As Copernicus placed the Sun as the fixed point at the centre of the Universe, he also proposed that as well as orbiting the Sun annually, the Earth turned slowly on its own axis and that the long-term consequences of this accounted for the precession of the equinoxes. Copernicus called this the ‘third motion of the earth.’
Copernicus’ model of the heavens, called the Heliocentric or Sun-centred system had a significant impact on later great thinkers like Galileo, Kepler and Descartes. For as incredible and as revolutionary as his theory, Copernicus still kept the old ideas of circular motions of the planets and uniform velocities.
Johann Kepler, a German astronomer born in 1571 firmly believed in the Heliocentric system but there was still some confusion about planetary motions.
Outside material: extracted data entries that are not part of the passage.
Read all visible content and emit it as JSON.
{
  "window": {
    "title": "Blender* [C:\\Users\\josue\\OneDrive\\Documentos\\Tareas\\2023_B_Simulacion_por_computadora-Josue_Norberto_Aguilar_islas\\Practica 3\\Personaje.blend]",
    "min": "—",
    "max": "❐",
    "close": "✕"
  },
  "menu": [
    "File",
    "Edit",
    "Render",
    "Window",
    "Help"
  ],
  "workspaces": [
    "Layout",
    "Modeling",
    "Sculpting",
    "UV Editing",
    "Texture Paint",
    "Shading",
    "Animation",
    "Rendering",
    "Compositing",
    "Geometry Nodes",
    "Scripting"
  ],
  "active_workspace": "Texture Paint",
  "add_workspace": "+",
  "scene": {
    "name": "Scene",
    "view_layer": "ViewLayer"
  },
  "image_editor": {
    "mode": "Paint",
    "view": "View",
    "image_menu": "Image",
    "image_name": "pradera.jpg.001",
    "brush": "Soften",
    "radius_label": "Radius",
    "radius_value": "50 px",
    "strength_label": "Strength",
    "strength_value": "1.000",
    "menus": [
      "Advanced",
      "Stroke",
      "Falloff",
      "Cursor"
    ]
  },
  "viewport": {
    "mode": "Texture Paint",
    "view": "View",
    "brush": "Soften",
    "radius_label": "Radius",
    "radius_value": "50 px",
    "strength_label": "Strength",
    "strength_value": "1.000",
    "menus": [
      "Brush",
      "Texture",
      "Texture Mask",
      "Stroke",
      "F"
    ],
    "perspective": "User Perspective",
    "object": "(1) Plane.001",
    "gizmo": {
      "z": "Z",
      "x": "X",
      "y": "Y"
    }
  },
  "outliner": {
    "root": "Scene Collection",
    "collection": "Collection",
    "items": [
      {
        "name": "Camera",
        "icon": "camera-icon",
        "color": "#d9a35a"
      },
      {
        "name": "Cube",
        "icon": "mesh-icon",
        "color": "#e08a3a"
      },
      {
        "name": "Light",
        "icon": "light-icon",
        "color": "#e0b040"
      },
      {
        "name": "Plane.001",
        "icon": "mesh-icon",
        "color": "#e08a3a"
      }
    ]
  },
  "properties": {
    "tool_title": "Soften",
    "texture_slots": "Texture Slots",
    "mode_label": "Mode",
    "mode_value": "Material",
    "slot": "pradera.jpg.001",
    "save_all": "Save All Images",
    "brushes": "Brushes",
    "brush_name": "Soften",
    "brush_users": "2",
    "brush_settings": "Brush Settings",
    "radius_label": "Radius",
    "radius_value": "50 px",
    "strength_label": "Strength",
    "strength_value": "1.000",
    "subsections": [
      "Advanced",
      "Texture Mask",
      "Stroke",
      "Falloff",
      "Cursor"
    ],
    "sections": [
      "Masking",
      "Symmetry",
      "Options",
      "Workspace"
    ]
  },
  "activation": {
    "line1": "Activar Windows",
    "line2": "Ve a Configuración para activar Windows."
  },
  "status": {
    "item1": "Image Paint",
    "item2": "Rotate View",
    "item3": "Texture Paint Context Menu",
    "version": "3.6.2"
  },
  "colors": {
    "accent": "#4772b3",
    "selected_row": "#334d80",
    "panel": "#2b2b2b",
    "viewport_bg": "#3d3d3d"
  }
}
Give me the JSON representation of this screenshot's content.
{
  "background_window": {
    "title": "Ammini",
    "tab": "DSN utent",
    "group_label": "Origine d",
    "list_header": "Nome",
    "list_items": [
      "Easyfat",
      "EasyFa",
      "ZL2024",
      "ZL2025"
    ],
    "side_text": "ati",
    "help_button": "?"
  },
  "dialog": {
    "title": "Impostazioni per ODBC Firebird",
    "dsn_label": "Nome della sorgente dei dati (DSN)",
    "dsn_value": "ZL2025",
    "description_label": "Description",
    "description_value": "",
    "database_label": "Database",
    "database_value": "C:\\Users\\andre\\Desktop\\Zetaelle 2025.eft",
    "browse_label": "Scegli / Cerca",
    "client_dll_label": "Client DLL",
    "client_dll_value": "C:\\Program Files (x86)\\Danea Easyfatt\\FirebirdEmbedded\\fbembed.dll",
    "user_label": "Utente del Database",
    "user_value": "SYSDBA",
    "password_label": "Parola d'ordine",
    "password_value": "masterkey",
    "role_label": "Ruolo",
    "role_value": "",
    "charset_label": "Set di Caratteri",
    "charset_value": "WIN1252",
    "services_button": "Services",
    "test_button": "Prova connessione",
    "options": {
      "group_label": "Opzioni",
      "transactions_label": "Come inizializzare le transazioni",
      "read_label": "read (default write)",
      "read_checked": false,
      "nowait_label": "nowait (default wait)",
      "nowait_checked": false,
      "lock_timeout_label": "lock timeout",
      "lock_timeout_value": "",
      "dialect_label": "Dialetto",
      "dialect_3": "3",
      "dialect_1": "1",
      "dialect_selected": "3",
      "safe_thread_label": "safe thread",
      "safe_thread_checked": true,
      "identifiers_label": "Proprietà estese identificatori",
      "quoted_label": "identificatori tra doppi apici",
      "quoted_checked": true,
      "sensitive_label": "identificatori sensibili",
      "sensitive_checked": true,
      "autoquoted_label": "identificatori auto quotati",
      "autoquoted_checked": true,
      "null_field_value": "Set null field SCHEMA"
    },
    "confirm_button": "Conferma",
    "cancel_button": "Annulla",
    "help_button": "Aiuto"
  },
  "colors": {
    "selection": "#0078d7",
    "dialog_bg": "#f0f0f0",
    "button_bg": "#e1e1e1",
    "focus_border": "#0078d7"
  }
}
Kepler finally came to the conclusion that the orbits of planets were not circles as Copernicus suggested but were instead the flattened circles called ellipses. This was the final piece of the puzzle and now having verified Copernicus’ Heliocentric Theory, Kepler drew up his three Laws of Planetary Motion:
1. ~ The planets move in elliptical orbits around the Sun. 2. ~ The imaginary line joining the centres of a planet and the Sun describes equal areas of space in equal times so a planet moves fastest when nearest the Sun and slowest when further away. And 3 ~ The square of the time taken to complete an orbit is proportion ot the cube of the planet’s mean distance from the Sun
And so it was not until the later addition of Kepler’s Laws of Planetary Motion that Copernicus’ Heliocentric Model of the Universe fell neatly into place.